Wie wirkt sich aktives Zuhören auf das Gegenüber aus?

Interessanterweise irritiert aktives Zuhören viele Menschen zunächst. In einem Gespräch spielen sich Gesprächspartner und/oder Gesprächspartnerinnen in der Regel den Ball wie beim Tischtennis zu. Beim aktiven Zuhören schreitet das Gespräch aber nicht wie gewohnt direkt voran. Stattdessen drehen die Teilnehmenden sozusagen eine Extrarunde, um beispielsweise den Inhalt absegnen zu lassen. Ob es gelingt, dem Gegenüber Interesse und Wertschätzung zu vermitteln, hängt davon ab, wie gut jemand das aktive Zuhören beherrscht. Manche Menschen können das Gesagte gut aufnehmen und verstehen, tun sich aber schwer damit, die richtigen Worte zu finden, um den Inhalt wiederzugeben. Das kann auf Personen zutreffen, die sprachliche Barrieren haben oder denen eine gefühlvolle Ausdrucksweise nicht gelingt.

„Ob es gelingt, dem Gegenüber Interesse und Wertschätzung zu vermitteln, hängt davon ab, wie gut jemand das aktive Zuhören beherrscht.“

Eberhard Stahl
Diplom-Psychologe, Geschäftsführer des Beratungsunternehmens „elbdialog“ und Berater am Schulz-von-Thun-Institut in Hamburg

Welche Techniken gibt es beim aktiven Zuhören?

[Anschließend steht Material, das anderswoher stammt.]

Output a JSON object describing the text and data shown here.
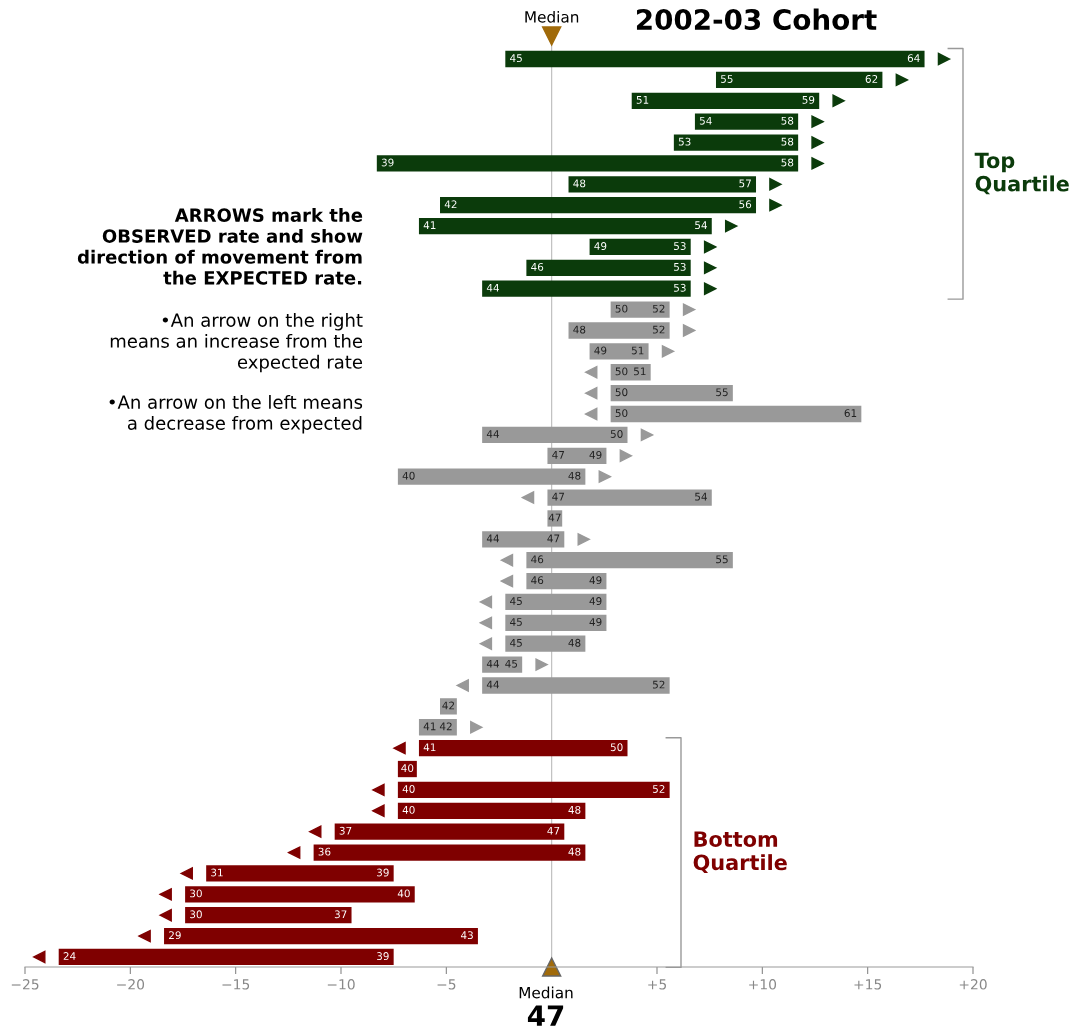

Es gibt verschiedene Hilfsmittel, die das aktive Zuhören ermöglichen. Zum Beispiel das Paraphrasieren. Dabei geben Empfangende die Gesprächsinhalte mit eigenen Worten wieder. Dadurch können Sendende erkennen, ob der Empfänger oder die Empfängerin das Gesagte verstanden hat. Mit einem weiteren Hilfsmittel, dem Verbalisieren, wird all das, was zwar nicht gesagt aber gemeint wurde, in Worte gepackt. „Habe ich Sie richtig verstanden, dass wir Strom sparen müssen wegen der hohen Energiekosten?“ In diesem Beispiel wurde zwar vorab das Stromsparen im Gespräch erwähnt, aber nicht die hohen Energiekosten.

Wann bietet sich aktives Zuhören an und wer kann es erlernen?

In welchen Situationen bietet sich das aktive Zuhören an?

Das aktive Zuhören bietet sich zunächst für alle Situationen an, in denen es erwünscht ist. Teilt eine Freundin der zukünftigen Braut beispielsweise mit, dass sie nicht zur Hochzeit erscheinen kann, weil sie arbeiten muss, ist aktives Zuhören unangebracht. Schließlich könnten Fragen wie: „Habe ich das richtig verstanden, dass du nicht zu meiner Hochzeit kommst, weil du arbeiten musst?“ aus dem Ruder laufen. Außerdem muss das aktive Zuhören nützlich sein. Nützlich ist es immer dann, wenn jemand sichergehen muss, dass er oder sie etwas richtig verstanden hat. Nicht zuletzt kann sich die Gesprächstechnik anbieten, wenn das Verständnis für Sendende wichtig ist, zum Beispiel, weil sie sich emotionalen Beistand erhoffen.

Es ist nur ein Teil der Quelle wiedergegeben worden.